# Knowledge distillation: A good teacher is patient and consistent
*by Lucas Beyer, Xiaohua Zhai, Amélie Royer, Larisa Markeeva, Rohan Anil, Alexander Kolesnikov*

## Introduction
We publish all teacher models, and configurations for the main experiments of
the paper, as well as training logs and student models.

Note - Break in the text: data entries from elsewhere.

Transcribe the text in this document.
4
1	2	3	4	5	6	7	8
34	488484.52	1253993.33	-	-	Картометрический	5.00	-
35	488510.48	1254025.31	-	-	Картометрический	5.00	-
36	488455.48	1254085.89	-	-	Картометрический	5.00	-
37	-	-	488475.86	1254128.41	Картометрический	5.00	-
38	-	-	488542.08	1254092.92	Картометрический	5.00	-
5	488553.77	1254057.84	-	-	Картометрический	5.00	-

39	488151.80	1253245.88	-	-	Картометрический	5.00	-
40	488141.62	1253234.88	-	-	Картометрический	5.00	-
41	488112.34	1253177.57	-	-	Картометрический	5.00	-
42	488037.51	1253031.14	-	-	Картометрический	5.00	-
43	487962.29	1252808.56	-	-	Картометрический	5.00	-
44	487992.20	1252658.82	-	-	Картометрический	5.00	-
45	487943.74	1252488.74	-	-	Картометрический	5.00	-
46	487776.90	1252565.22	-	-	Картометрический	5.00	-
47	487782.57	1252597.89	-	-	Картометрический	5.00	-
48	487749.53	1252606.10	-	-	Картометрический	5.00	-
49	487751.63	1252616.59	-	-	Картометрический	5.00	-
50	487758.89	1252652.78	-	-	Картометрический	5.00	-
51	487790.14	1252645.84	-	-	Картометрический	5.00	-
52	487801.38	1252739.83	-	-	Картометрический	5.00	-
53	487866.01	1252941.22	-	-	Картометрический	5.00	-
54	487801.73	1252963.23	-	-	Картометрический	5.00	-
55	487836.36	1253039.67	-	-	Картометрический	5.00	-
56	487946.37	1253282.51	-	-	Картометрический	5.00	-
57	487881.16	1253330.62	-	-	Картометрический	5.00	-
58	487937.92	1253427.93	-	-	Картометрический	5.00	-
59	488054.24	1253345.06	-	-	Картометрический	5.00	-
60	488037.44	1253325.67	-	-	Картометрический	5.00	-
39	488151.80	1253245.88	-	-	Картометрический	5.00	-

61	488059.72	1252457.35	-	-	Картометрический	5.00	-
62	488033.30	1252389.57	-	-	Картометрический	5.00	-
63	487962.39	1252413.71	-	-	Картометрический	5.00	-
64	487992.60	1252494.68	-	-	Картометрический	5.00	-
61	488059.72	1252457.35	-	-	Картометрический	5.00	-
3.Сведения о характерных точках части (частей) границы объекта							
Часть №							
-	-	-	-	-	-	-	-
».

Please read the main [big_vision README](/README.md) to learn how to run
configs, and remember that each config file contains an example invocation in
the top-level comment.

## Results

We provide the following [colab to read and plot the logfiles](https://colab.research.google.com/drive/1nMykzUzsfQ_uAxfj3k35DYsATnG_knPl?usp=sharing)
of a few runs that we reproduced on Cloud.

### ImageNet-1k

The file [bit_i1k.py](bit_i1k.py) is the configuration which reproduces our
distillation runs on ImageNet-1k reported in Figures 1 and 5(left) and the first
row of Table1.

We release both student and teacher models:

| Model      | Download link | Resolution  | ImageNet top-1 acc. (paper) | 
| :---       | :---:         | :---:       |  :---:                      |
| BiT-R50x1  | [link](https://storage.googleapis.com/bit_models/distill/R50x1_160.npz)      | 160 |  80.5 |
| BiT-R50x1  | [link](https://storage.googleapis.com/bit_models/distill/R50x1_224.npz)      | 224 |  82.8 |
| BiT-R152x2 | [link](https://storage.googleapis.com/bit_models/distill/R152x2_T_224.npz)   | 224 |  83.0 |
| BiT-R152x2 | [link](https://storage.googleapis.com/bit_models/distill/R152x2_T_384.npz)   | 384 |  84.3 |

### Flowers/Pet/Food/Sun

The files [bigsweep_flowers_pet.py](bigsweep_flowers_pet.py) and
[bigsweep_food_sun.py](bigsweep_food_sun.py) can be used to reproduce the
distillation runs on these datasets and shown in Figures 3,4,9-12, and Table4.

While our open-source release does not currently support doing hyper-parameter
sweeps, we still provide an example of the sweeps at the end of the configs
for reference.

### Teacher models
Links to all teacher models we used can be found in [common.py](common.py).